Galaga Part 1

I spent the last three weeks in New York with Betty, away from the temptations of solitude that haunt me when I’m at home in Salford. One day we went to Crif Dogs on the Lower East Side for some of their stupidly awesome hot dogs (the one wrapped in bacon with avocado and sour cream fits snugly into the Holy Shit category), and guess what. They had Galaga.

Betty plays galaga

Betty plays Galaga. I do not recall if she beat my score, nor would I provide such information were it in fact to hand.

Now, I was too young to get hooked on Galaga the first time round. It came out in 1981 when I was three years old, and by the time I came of gaming age, Galaga was shunned in the arcades in favour of Bad Dudes, Pit Fighter, and my personal favourite: Michael Jackson’s Moonwalker. Fuck you. I learned of Galaga by watching Matthew Broderick wailing on it in War Games, but I didn’t actually play the game until that first fateful visit to Crif Dogs. It was a sit-down cabinet, and each game was a quarter. This is a really clever price point in America, because there’s basically nothing else to spend your quarters on. Anything worth buying costs a paper dollar, and if you attempt to tip using quarters, waiters will remember your face and, if you return, will make a point of urinating on it.

Several hundred quarters later, Betty and I discovered that Galaga is an insidiously addictive game. Its power comes from pattern recognition: the aliens swoop at you in formations which can be learned and anticipated, and every time you play, you learn a little more. For the first 12 stages or so, there’s very little need for skilful aiming or evasion, provided you’re in the right place when the next bunch of bad guys appear. You’re steadily improving at the game each time you play, and you keep coming back because there’s a high frustration threshhold. Even the failures are instructive ones. Subconsciously, you’re imagining the Neo-like mastery of the game that will surely follow if you just practice enough. People will crowd round you in the arcade as you defeat the game using one hand while masturbating with the other. Get good enough at Galaga, you tell yourself, and you will be the serene puppet master tugging the strings of the universe. Fuck Yes.

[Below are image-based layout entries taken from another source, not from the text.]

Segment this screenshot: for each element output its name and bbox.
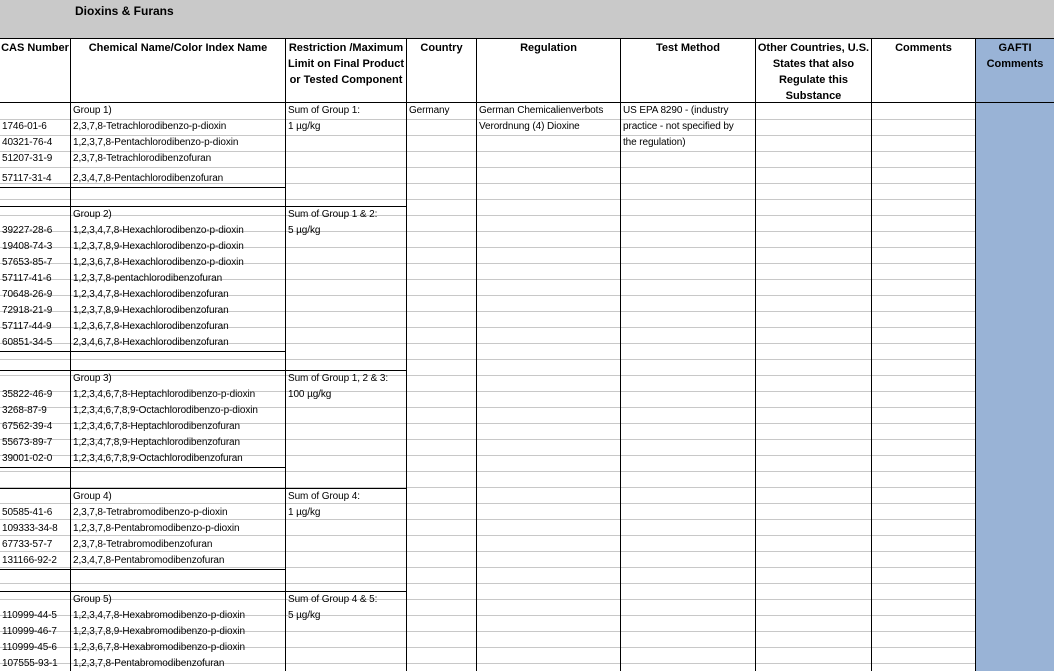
row-gridline <box>0 215 976 216</box>
group-label[interactable]: Group 5) <box>73 594 112 605</box>
header-other-countries[interactable]: Other Countries, U.S. States that also Regulate this Substance <box>756 39 872 103</box>
header-cas-number[interactable]: CAS Number <box>0 39 71 103</box>
group-label[interactable]: Group 3) <box>73 373 112 384</box>
header-gafti-comments[interactable]: GAFTI Comments <box>976 39 1054 103</box>
chemical-name-cell[interactable]: 1,2,3,6,7,8-Hexabromodibenzo-p-dioxin <box>73 642 245 653</box>
group-limit-label[interactable]: Sum of Group 1, 2 & 3: <box>288 373 389 384</box>
chemical-name-cell[interactable]: 2,3,4,7,8-Pentabromodibenzofuran <box>73 555 225 566</box>
group-limit-value[interactable]: 100 µg/kg <box>288 389 332 400</box>
test-method-line2[interactable]: practice - not specified by <box>623 121 734 132</box>
row-gridline <box>0 471 976 472</box>
chemical-name-cell[interactable]: 2,3,7,8-Tetrabromodibenzo-p-dioxin <box>73 507 228 518</box>
test-method-line1[interactable]: US EPA 8290 - (industry <box>623 105 729 116</box>
group-limit-value[interactable]: 5 µg/kg <box>288 225 321 236</box>
group-limit-label[interactable]: Sum of Group 4 & 5: <box>288 594 378 605</box>
cas-number-cell[interactable]: 109333-34-8 <box>2 523 58 534</box>
column-divider <box>285 103 286 671</box>
gafti-column <box>976 103 1054 671</box>
cas-number-cell[interactable]: 110999-45-6 <box>2 642 57 653</box>
row-gridline <box>0 167 976 168</box>
column-divider <box>406 103 407 671</box>
column-divider <box>975 103 976 671</box>
cas-number-cell[interactable]: 35822-46-9 <box>2 389 53 400</box>
column-divider <box>70 103 71 671</box>
cas-number-cell[interactable]: 131166-92-2 <box>2 555 57 566</box>
group-limit-value[interactable]: 5 µg/kg <box>288 610 321 621</box>
row-gridline <box>0 583 976 584</box>
cas-number-cell[interactable]: 39227-28-6 <box>2 225 53 236</box>
row-gridline <box>0 503 976 504</box>
cas-number-cell[interactable]: 57653-85-7 <box>2 257 53 268</box>
regulation-cell-line1[interactable]: German Chemicalienverbots <box>479 105 604 116</box>
cas-number-cell[interactable]: 110999-46-7 <box>2 626 57 637</box>
chemical-name-cell[interactable]: 1,2,3,4,7,8-Hexabromodibenzo-p-dioxin <box>73 610 245 621</box>
group-list-end-line <box>0 467 286 468</box>
row-gridline <box>0 599 976 600</box>
chemical-name-cell[interactable]: 1,2,3,4,6,7,8-Heptachlorodibenzofuran <box>73 421 240 432</box>
cas-number-cell[interactable]: 40321-76-4 <box>2 137 53 148</box>
column-divider <box>755 103 756 671</box>
group-divider <box>0 488 407 489</box>
cas-number-cell[interactable]: 110999-44-5 <box>2 610 57 621</box>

Galaga with recommended government warning.

Galaga, with recommended government warning.

Betty enjoyed the game too, which was the nail in the coffin, really; for the gaming addict, any hint of endorsement from one’s partner is interpreted as an admission that it is perfectly fine to play games until your skin sloughs off your body and you starve to death in a pool of your own effluence.

So, yeah. After we had our hot dogs, we went back to Betty’s apartment, and I googled for a free version of Galaga. And found it. For the rest of the holiday, I would sneak plays on it whenever I thought I could get away with it. Betty’s showers were the most opportune times, though I did get an extended play when she went to check out a new apartment; she had asked me if I wanted to go, and I had declined. I’m not saying I intended to spend the next three hours playing Galaga, but that is because I am a liar.

You know you’re addicted when you start concealing your addiction. I would have got away with my concealment, were it not for the fact that Betty had played Galaga too, and recognised the sudden leap in my skill level from Pissawful to Semi-Mediocre. At this point, I concluded that I was in New Fucking York seeing the Love Of My Fucking Life for a painfully brief amount of time, and this behaviour was simply not acceptable. So I stopped playing Galaga.

Mostly.

I’m back home in Salford now. I’m also up to stage 14, and I’m thinking of putting in a little more practice this weekend.